美少年だが冷たい印象と右目の眼帯が印象強い10代半ばの少年が現れた。

「ユタカ、王が―」

「お前は、この部屋から出て待っていろ」

 羅愛の両手の中には、力なくぐったりした手が小さな脈を打っていた。  

「ら、羅愛さん…ゆ、ユタカと話したいから…、暫く外に―げふっごふっ」

「王!!」

 苦しそうに布団の上で蹲る男を、片時も離れないと言わんばかりに男の背筋を一生懸命さすっている羅愛に、ユタカが止めさせる。

「羅愛、あとは俺に任せてくれないか?」

「ユタカ…?」

 不思議そうにユタカを見つめる羅愛に、ユタカによって抱き起こされてそのまま廊下に下ろされた。
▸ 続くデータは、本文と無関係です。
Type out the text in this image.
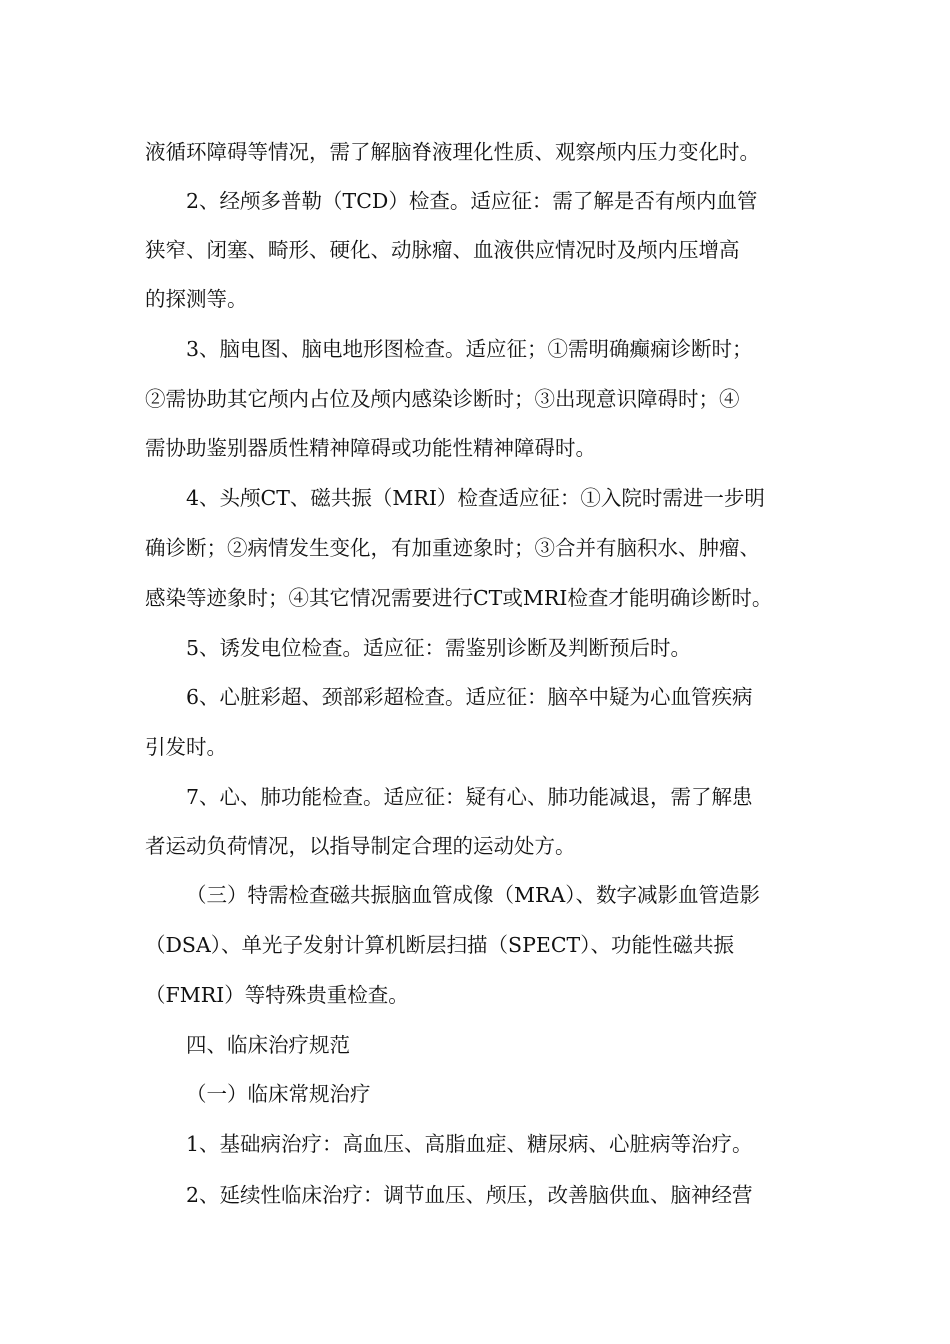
液循环障碍等情况，需了解脑脊液理化性质、观察颅内压力变化时。
2、经颅多普勒（TCD）检查。适应征：需了解是否有颅内血管
狭窄、闭塞、畸形、硬化、动脉瘤、血液供应情况时及颅内压增高
的探测等。
3、脑电图、脑电地形图检查。适应征；①需明确癫痫诊断时；
②需协助其它颅内占位及颅内感染诊断时；③出现意识障碍时；④
需协助鉴别器质性精神障碍或功能性精神障碍时。
4、头颅CT、磁共振（MRI）检查适应征：①入院时需进一步明
确诊断；②病情发生变化，有加重迹象时；③合并有脑积水、肿瘤、
感染等迹象时；④其它情况需要进行CT或MRI检查才能明确诊断时。
5、诱发电位检查。适应征：需鉴别诊断及判断预后时。
6、心脏彩超、颈部彩超检查。适应征：脑卒中疑为心血管疾病
引发时。
7、心、肺功能检查。适应征：疑有心、肺功能减退，需了解患
者运动负荷情况，以指导制定合理的运动处方。
（三）特需检查磁共振脑血管成像（MRA）、数字减影血管造影
（DSA）、单光子发射计算机断层扫描（SPECT）、功能性磁共振
（FMRI）等特殊贵重检查。
四、临床治疗规范
（一）临床常规治疗
1、基础病治疗：高血压、高脂血症、糖尿病、心脏病等治疗。
2、延续性临床治疗：调节血压、颅压，改善脑供血、脑神经营
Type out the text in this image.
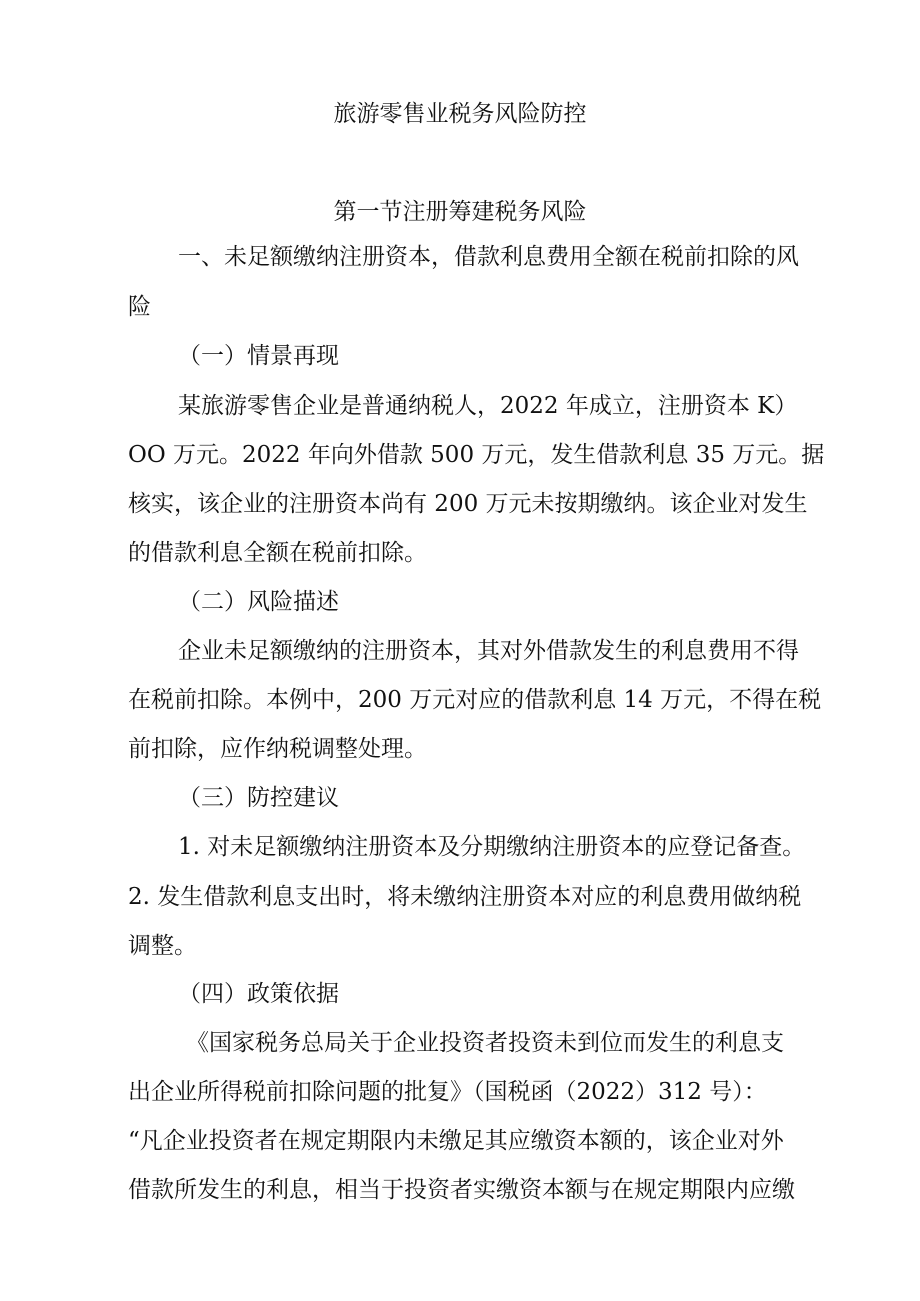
旅游零售业税务风险防控
第一节注册筹建税务风险
一、未足额缴纳注册资本，借款利息费用全额在税前扣除的风
险
（一）情景再现
某旅游零售企业是普通纳税人，2022 年成立，注册资本 K）
OO 万元。2022 年向外借款 500 万元，发生借款利息 35 万元。据
核实，该企业的注册资本尚有 200 万元未按期缴纳。该企业对发生
的借款利息全额在税前扣除。
（二）风险描述
企业未足额缴纳的注册资本，其对外借款发生的利息费用不得
在税前扣除。本例中，200 万元对应的借款利息 14 万元，不得在税
前扣除，应作纳税调整处理。
（三）防控建议
1. 对未足额缴纳注册资本及分期缴纳注册资本的应登记备查。
2. 发生借款利息支出时，将未缴纳注册资本对应的利息费用做纳税
调整。
（四）政策依据
《国家税务总局关于企业投资者投资未到位而发生的利息支
出企业所得税前扣除问题的批复》（国税函（2022）312 号）：
“凡企业投资者在规定期限内未缴足其应缴资本额的，该企业对外
借款所发生的利息，相当于投资者实缴资本额与在规定期限内应缴
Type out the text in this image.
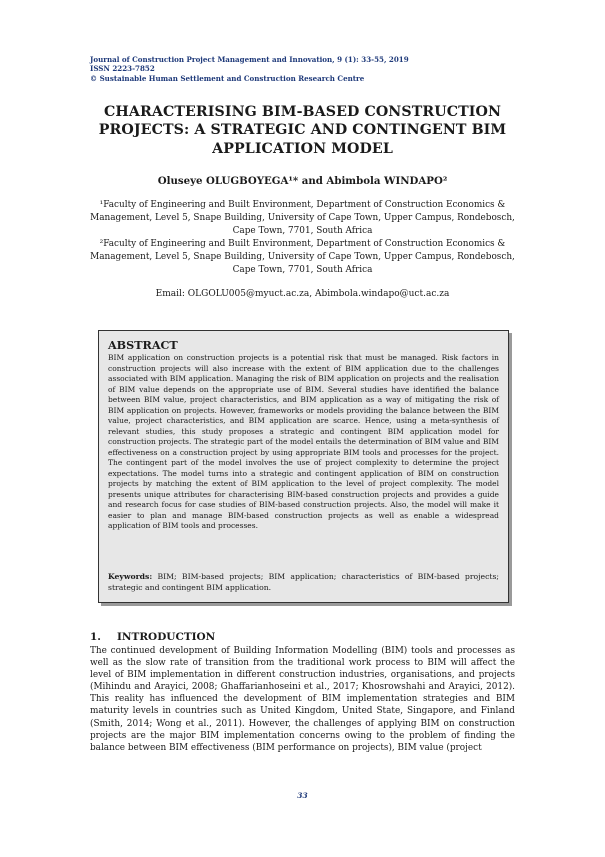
Journal of Construction Project Management and Innovation, 9 (1): 33-55, 2019
ISSN 2223-7852
© Sustainable Human Settlement and Construction Research Centre
CHARACTERISING BIM-BASED CONSTRUCTION PROJECTS: A STRATEGIC AND CONTINGENT BIM APPLICATION MODEL
Oluseye OLUGBOYEGA¹* and Abimbola WINDAPO²
¹Faculty of Engineering and Built Environment, Department of Construction Economics & Management, Level 5, Snape Building, University of Cape Town, Upper Campus, Rondebosch, Cape Town, 7701, South Africa
²Faculty of Engineering and Built Environment, Department of Construction Economics & Management, Level 5, Snape Building, University of Cape Town, Upper Campus, Rondebosch, Cape Town, 7701, South Africa
Email: OLGOLU005@myuct.ac.za, Abimbola.windapo@uct.ac.za
ABSTRACT
BIM application on construction projects is a potential risk that must be managed. Risk factors in construction projects will also increase with the extent of BIM application due to the challenges associated with BIM application. Managing the risk of BIM application on projects and the realisation of BIM value depends on the appropriate use of BIM. Several studies have identified the balance between BIM value, project characteristics, and BIM application as a way of mitigating the risk of BIM application on projects. However, frameworks or models providing the balance between the BIM value, project characteristics, and BIM application are scarce. Hence, using a meta-synthesis of relevant studies, this study proposes a strategic and contingent BIM application model for construction projects. The strategic part of the model entails the determination of BIM value and BIM effectiveness on a construction project by using appropriate BIM tools and processes for the project. The contingent part of the model involves the use of project complexity to determine the project expectations. The model turns into a strategic and contingent application of BIM on construction projects by matching the extent of BIM application to the level of project complexity. The model presents unique attributes for characterising BIM-based construction projects and provides a guide and research focus for case studies of BIM-based construction projects. Also, the model will make it easier to plan and manage BIM-based construction projects as well as enable a widespread application of BIM tools and processes.
Keywords: BIM; BIM-based projects; BIM application; characteristics of BIM-based projects; strategic and contingent BIM application.
1. INTRODUCTION
The continued development of Building Information Modelling (BIM) tools and processes as well as the slow rate of transition from the traditional work process to BIM will affect the level of BIM implementation in different construction industries, organisations, and projects (Mihindu and Arayici, 2008; Ghaffarianhoseini et al., 2017; Khosrowshahi and Arayici, 2012). This reality has influenced the development of BIM implementation strategies and BIM maturity levels in countries such as United Kingdom, United State, Singapore, and Finland (Smith, 2014; Wong et al., 2011). However, the challenges of applying BIM on construction projects are the major BIM implementation concerns owing to the problem of finding the balance between BIM effectiveness (BIM performance on projects), BIM value (project
33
「ちょ、ユタカ!アタシだって、まだ王のそばにいたい」

「我侭言うな、王は俺に用があるって言っているのだ。それに、お前のその切なそうな表情は王に負担を与える」

 自分がそんな表情をしていたのか。今言われると、塞き止めていた悲しみが急に溢れかえってきて、頬に水が一滴流れる。

「ほら、これ使え」  

 懐から鬼百合の刺繍が入った白いハンカチをユタカは取り出して、羅愛の頬に流れている一滴の水を拭った。

「暫く、そこにいろよ。王の状態が落ち着いたら、また傍にいさせてやる」  

 だが、その約束は叶えてもらえなかった―

 ユーロ王国の18代目の王は、数分後に崩御した。

 王の崩御は、国民を深い深い悲しみの底に突き落とすことになる。

 愛すべき親が逝った悲しみ、親愛なる友人が逝った悲しみ、愛する恋人が逝った悲しみ―

全ての逝った悲しみを混ぜ合わせても、計れない程の悲しみが国民を襲うのだ。